In Response to “The Faces of Greek Life”

I read the Greek Life supplement in the April 15 edition of the Daily Trojan and appreciated the candor with which the writers were able to tackle some of the goings-on within the fraternity and sorority community. As a volunteer for a national fraternity, I spend much of my spare time mentoring Greek leaders and helping develop positive values-based leadership skills. One of the areas I spend time talking to students about is stereotypes within the fraternity and sorority community, and how such stereotypes impact the community. So I was surprised to see the assertion of one of the sorority members that negative portrayals of Greek members are “often based off false opinions from those outside of the Greek system, as well as media coverage that only highlights the negative.” If this is believed to be a problem, then how can it be solved?

Mr. Horton presented the answer to addressing the need to change perceptions about the Greek community: involve more non-affiliated members so they realize how good the community can be. As an insider, it’s often hard to imagine how people don’t know about the good things that fraternity and sorority members do for the community. But how many non-affiliated students are invited and involved in the chapter-based philanthropy events? Or participate in off-campus service events? People’s negative assumptions about Greek life change when they witness values-congruent behavior and negative assumptions are reinforced when they witness incongruent behaviors. If we truly want to change perceptions, then more events need to involve non-affiliated students. When I look around campus in 2014, it feels much the same as 1994, when only Greek members wore t-shirts for the various philanthropy events held throughout the year.

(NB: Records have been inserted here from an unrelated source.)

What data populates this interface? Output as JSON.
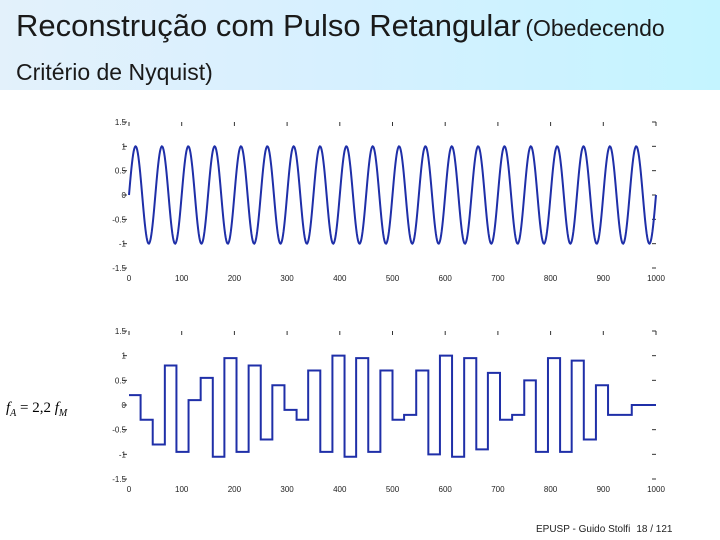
{
  "slide": {
    "title_main": "Reconstrução com Pulso Retangular",
    "title_paren": "(Obedecendo",
    "title_line2": "Critério de Nyquist)",
    "formula": {
      "f": "f",
      "sub_a": "A",
      "eq": " = 2,2 ",
      "sub_m": "M"
    },
    "footer": {
      "source": "EPUSP - Guido Stolfi",
      "page": "18 / 121"
    }
  },
  "colors": {
    "signal": "#1f2fa8",
    "axis": "#333333"
  },
  "chart_data": [
    {
      "type": "line",
      "title": "",
      "xlabel": "",
      "ylabel": "",
      "xlim": [
        0,
        1000
      ],
      "ylim": [
        -1.5,
        1.5
      ],
      "x_ticks": [
        0,
        100,
        200,
        300,
        400,
        500,
        600,
        700,
        800,
        900,
        1000
      ],
      "x_tick_labels": [
        "0",
        "100",
        "200",
        "300",
        "400",
        "500",
        "600",
        "700",
        "800",
        "900",
        "1000"
      ],
      "y_ticks": [
        1.5,
        1,
        0.5,
        0,
        -0.5,
        -1,
        -1.5
      ],
      "y_tick_labels": [
        "1.5",
        "1",
        "0.5",
        "0",
        "-0.5",
        "-1",
        "-1.5"
      ],
      "series": [
        {
          "kind": "sine",
          "amplitude": 1,
          "cycles": 20,
          "x_start": 0,
          "x_end": 1000,
          "samples": 900
        }
      ]
    },
    {
      "type": "line",
      "title": "",
      "xlabel": "",
      "ylabel": "",
      "xlim": [
        0,
        1000
      ],
      "ylim": [
        -1.5,
        1.5
      ],
      "x_ticks": [
        0,
        100,
        200,
        300,
        400,
        500,
        600,
        700,
        800,
        900,
        1000
      ],
      "x_tick_labels": [
        "0",
        "100",
        "200",
        "300",
        "400",
        "500",
        "600",
        "700",
        "800",
        "900",
        "1000"
      ],
      "y_ticks": [
        1.5,
        1,
        0.5,
        0,
        -0.5,
        -1,
        -1.5
      ],
      "y_tick_labels": [
        "1.5",
        "1",
        "0.5",
        "0",
        "-0.5",
        "-1",
        "-1.5"
      ],
      "series": [
        {
          "kind": "step",
          "step_x": [
            0,
            22,
            45,
            68,
            90,
            113,
            136,
            159,
            181,
            204,
            227,
            250,
            272,
            295,
            318,
            340,
            363,
            386,
            409,
            431,
            454,
            477,
            500,
            522,
            545,
            568,
            590,
            613,
            636,
            659,
            681,
            704,
            727,
            750,
            772,
            795,
            818,
            840,
            863,
            886,
            909,
            931,
            954,
            977,
            1000
          ],
          "step_y": [
            0.2,
            -0.3,
            -0.8,
            0.8,
            -0.95,
            0.1,
            0.55,
            -1.05,
            0.95,
            -0.95,
            0.8,
            -0.7,
            0.4,
            -0.1,
            -0.3,
            0.7,
            -0.95,
            1.0,
            -1.05,
            0.95,
            -0.95,
            0.7,
            -0.3,
            -0.2,
            0.7,
            -1.0,
            1.0,
            -1.05,
            0.95,
            -0.9,
            0.65,
            -0.3,
            -0.2,
            0.5,
            -0.95,
            0.95,
            -0.95,
            0.9,
            -0.7,
            0.4,
            -0.2,
            -0.2,
            0.0,
            0.0
          ]
        }
      ]
    }
  ]
}
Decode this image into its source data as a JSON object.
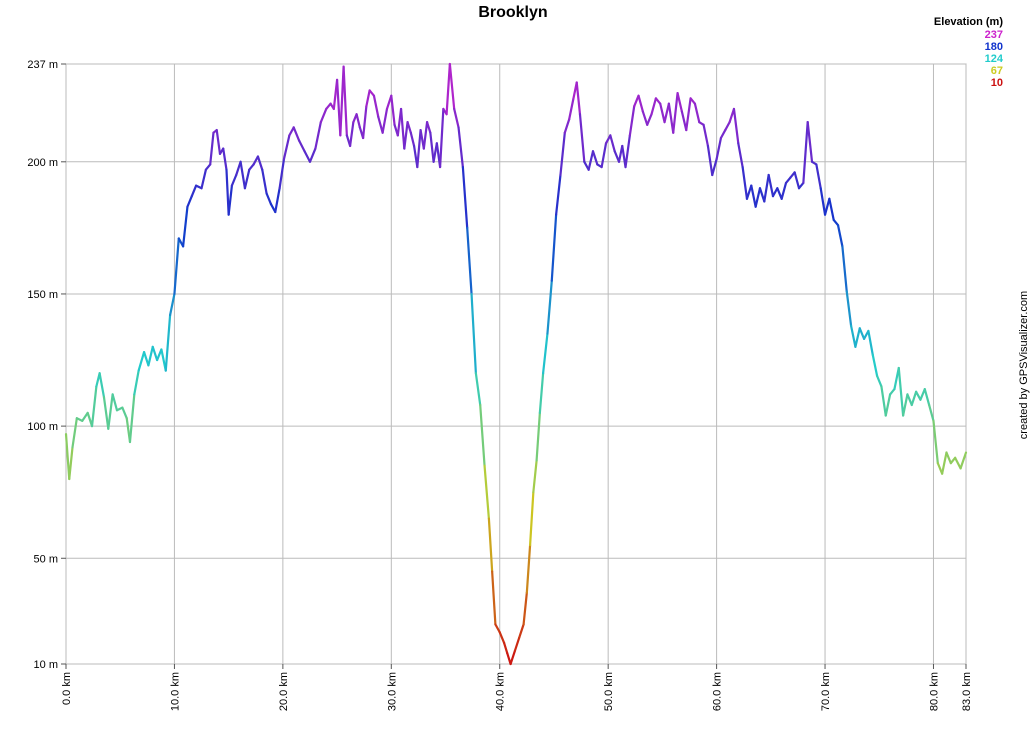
{
  "chart_data": {
    "type": "line",
    "title": "Brooklyn",
    "x_unit": "km",
    "y_unit": "m",
    "xlim": [
      0,
      83
    ],
    "ylim": [
      10,
      237
    ],
    "x_ticks": [
      "0.0 km",
      "10.0 km",
      "20.0 km",
      "30.0 km",
      "40.0 km",
      "50.0 km",
      "60.0 km",
      "70.0 km",
      "80.0 km",
      "83.0 km"
    ],
    "x_tick_values": [
      0,
      10,
      20,
      30,
      40,
      50,
      60,
      70,
      80,
      83
    ],
    "y_ticks": [
      "10 m",
      "50 m",
      "100 m",
      "150 m",
      "200 m",
      "237 m"
    ],
    "y_tick_values": [
      10,
      50,
      100,
      150,
      200,
      237
    ],
    "grid": true,
    "legend": {
      "title": "Elevation (m)",
      "placement": "top-right",
      "items": [
        {
          "label": "237",
          "color": "#cc22cc"
        },
        {
          "label": "180",
          "color": "#1133cc"
        },
        {
          "label": "124",
          "color": "#22cccc"
        },
        {
          "label": "67",
          "color": "#cccc22"
        },
        {
          "label": "10",
          "color": "#cc1111"
        }
      ]
    },
    "credit": "created by GPSVisualizer.com",
    "series": [
      {
        "points": [
          [
            0,
            97
          ],
          [
            0.3,
            80
          ],
          [
            0.6,
            92
          ],
          [
            1.0,
            103
          ],
          [
            1.5,
            102
          ],
          [
            2.0,
            105
          ],
          [
            2.4,
            100
          ],
          [
            2.8,
            115
          ],
          [
            3.1,
            120
          ],
          [
            3.5,
            111
          ],
          [
            3.9,
            99
          ],
          [
            4.3,
            112
          ],
          [
            4.7,
            106
          ],
          [
            5.2,
            107
          ],
          [
            5.6,
            103
          ],
          [
            5.9,
            94
          ],
          [
            6.3,
            112
          ],
          [
            6.7,
            121
          ],
          [
            7.2,
            128
          ],
          [
            7.6,
            123
          ],
          [
            8.0,
            130
          ],
          [
            8.4,
            125
          ],
          [
            8.8,
            129
          ],
          [
            9.2,
            121
          ],
          [
            9.6,
            142
          ],
          [
            10.0,
            150
          ],
          [
            10.4,
            171
          ],
          [
            10.8,
            168
          ],
          [
            11.2,
            183
          ],
          [
            11.6,
            187
          ],
          [
            12.0,
            191
          ],
          [
            12.5,
            190
          ],
          [
            12.9,
            197
          ],
          [
            13.3,
            199
          ],
          [
            13.6,
            211
          ],
          [
            13.9,
            212
          ],
          [
            14.2,
            203
          ],
          [
            14.5,
            205
          ],
          [
            14.8,
            197
          ],
          [
            15.0,
            180
          ],
          [
            15.3,
            191
          ],
          [
            15.7,
            195
          ],
          [
            16.1,
            200
          ],
          [
            16.5,
            190
          ],
          [
            16.9,
            197
          ],
          [
            17.3,
            199
          ],
          [
            17.7,
            202
          ],
          [
            18.1,
            197
          ],
          [
            18.5,
            188
          ],
          [
            18.9,
            184
          ],
          [
            19.3,
            181
          ],
          [
            19.7,
            190
          ],
          [
            20.1,
            201
          ],
          [
            20.6,
            210
          ],
          [
            21.0,
            213
          ],
          [
            21.5,
            208
          ],
          [
            22.0,
            204
          ],
          [
            22.5,
            200
          ],
          [
            23.0,
            205
          ],
          [
            23.5,
            215
          ],
          [
            24.0,
            220
          ],
          [
            24.4,
            222
          ],
          [
            24.7,
            220
          ],
          [
            25.0,
            231
          ],
          [
            25.3,
            210
          ],
          [
            25.6,
            236
          ],
          [
            25.9,
            210
          ],
          [
            26.2,
            206
          ],
          [
            26.5,
            215
          ],
          [
            26.8,
            218
          ],
          [
            27.1,
            213
          ],
          [
            27.4,
            209
          ],
          [
            27.7,
            221
          ],
          [
            28.0,
            227
          ],
          [
            28.4,
            225
          ],
          [
            28.8,
            217
          ],
          [
            29.2,
            211
          ],
          [
            29.6,
            220
          ],
          [
            30.0,
            225
          ],
          [
            30.3,
            214
          ],
          [
            30.6,
            210
          ],
          [
            30.9,
            220
          ],
          [
            31.2,
            205
          ],
          [
            31.5,
            215
          ],
          [
            31.8,
            211
          ],
          [
            32.1,
            206
          ],
          [
            32.4,
            198
          ],
          [
            32.7,
            212
          ],
          [
            33.0,
            205
          ],
          [
            33.3,
            215
          ],
          [
            33.6,
            211
          ],
          [
            33.9,
            200
          ],
          [
            34.2,
            207
          ],
          [
            34.5,
            198
          ],
          [
            34.8,
            220
          ],
          [
            35.1,
            218
          ],
          [
            35.4,
            237
          ],
          [
            35.8,
            220
          ],
          [
            36.2,
            213
          ],
          [
            36.6,
            198
          ],
          [
            37.0,
            175
          ],
          [
            37.4,
            150
          ],
          [
            37.8,
            120
          ],
          [
            38.2,
            108
          ],
          [
            38.6,
            85
          ],
          [
            39.0,
            65
          ],
          [
            39.3,
            45
          ],
          [
            39.6,
            25
          ],
          [
            40.0,
            22
          ],
          [
            40.4,
            18
          ],
          [
            40.7,
            14
          ],
          [
            41.0,
            10
          ],
          [
            41.4,
            15
          ],
          [
            41.8,
            20
          ],
          [
            42.2,
            25
          ],
          [
            42.5,
            37
          ],
          [
            42.8,
            55
          ],
          [
            43.1,
            75
          ],
          [
            43.4,
            87
          ],
          [
            43.7,
            105
          ],
          [
            44.0,
            120
          ],
          [
            44.4,
            135
          ],
          [
            44.8,
            155
          ],
          [
            45.2,
            180
          ],
          [
            45.6,
            195
          ],
          [
            46.0,
            211
          ],
          [
            46.4,
            216
          ],
          [
            46.8,
            224
          ],
          [
            47.1,
            230
          ],
          [
            47.4,
            218
          ],
          [
            47.8,
            200
          ],
          [
            48.2,
            197
          ],
          [
            48.6,
            204
          ],
          [
            49.0,
            199
          ],
          [
            49.4,
            198
          ],
          [
            49.8,
            207
          ],
          [
            50.2,
            210
          ],
          [
            50.6,
            204
          ],
          [
            51.0,
            200
          ],
          [
            51.3,
            206
          ],
          [
            51.6,
            198
          ],
          [
            52.0,
            210
          ],
          [
            52.4,
            221
          ],
          [
            52.8,
            225
          ],
          [
            53.2,
            219
          ],
          [
            53.6,
            214
          ],
          [
            54.0,
            218
          ],
          [
            54.4,
            224
          ],
          [
            54.8,
            222
          ],
          [
            55.2,
            215
          ],
          [
            55.6,
            222
          ],
          [
            56.0,
            211
          ],
          [
            56.4,
            226
          ],
          [
            56.8,
            219
          ],
          [
            57.2,
            212
          ],
          [
            57.6,
            224
          ],
          [
            58.0,
            222
          ],
          [
            58.4,
            215
          ],
          [
            58.8,
            214
          ],
          [
            59.2,
            206
          ],
          [
            59.6,
            195
          ],
          [
            60.0,
            201
          ],
          [
            60.4,
            209
          ],
          [
            60.8,
            212
          ],
          [
            61.2,
            215
          ],
          [
            61.6,
            220
          ],
          [
            62.0,
            207
          ],
          [
            62.4,
            198
          ],
          [
            62.8,
            186
          ],
          [
            63.2,
            191
          ],
          [
            63.6,
            183
          ],
          [
            64.0,
            190
          ],
          [
            64.4,
            185
          ],
          [
            64.8,
            195
          ],
          [
            65.2,
            187
          ],
          [
            65.6,
            190
          ],
          [
            66.0,
            186
          ],
          [
            66.4,
            192
          ],
          [
            66.8,
            194
          ],
          [
            67.2,
            196
          ],
          [
            67.6,
            190
          ],
          [
            68.0,
            192
          ],
          [
            68.4,
            215
          ],
          [
            68.8,
            200
          ],
          [
            69.2,
            199
          ],
          [
            69.6,
            190
          ],
          [
            70.0,
            180
          ],
          [
            70.4,
            186
          ],
          [
            70.8,
            178
          ],
          [
            71.2,
            176
          ],
          [
            71.6,
            168
          ],
          [
            72.0,
            151
          ],
          [
            72.4,
            138
          ],
          [
            72.8,
            130
          ],
          [
            73.2,
            137
          ],
          [
            73.6,
            133
          ],
          [
            74.0,
            136
          ],
          [
            74.4,
            127
          ],
          [
            74.8,
            119
          ],
          [
            75.2,
            115
          ],
          [
            75.6,
            104
          ],
          [
            76.0,
            112
          ],
          [
            76.4,
            114
          ],
          [
            76.8,
            122
          ],
          [
            77.2,
            104
          ],
          [
            77.6,
            112
          ],
          [
            78.0,
            108
          ],
          [
            78.4,
            113
          ],
          [
            78.8,
            110
          ],
          [
            79.2,
            114
          ],
          [
            79.6,
            108
          ],
          [
            80.0,
            102
          ],
          [
            80.4,
            86
          ],
          [
            80.8,
            82
          ],
          [
            81.2,
            90
          ],
          [
            81.6,
            86
          ],
          [
            82.0,
            88
          ],
          [
            82.5,
            84
          ],
          [
            83.0,
            90
          ]
        ]
      }
    ]
  }
}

Imagine the positive opinions formed if 10,000 more students attended these same events and then wore their pride on their sleeves?

We can’t ignore the very real negative behaviors that impact all of our chapters, regardless of council, that get highlighted in the media. I always tell students that it is not news when people live up to their values, it’s a basic expectation we have for our Greek community. If we want to change negative perceptions, then we need to recruit members who won’t engage in those behaviors. Then, the media will have to focus on something else. So until we present behaviors that can truly counteract false opinions, that honor the rituals of our organizations, we should care less about whether opinions are false or true and instead look to improve every organization that sports Greek letters. We all benefit from reinforcing values congruence and sharing these behaviors with all USC students.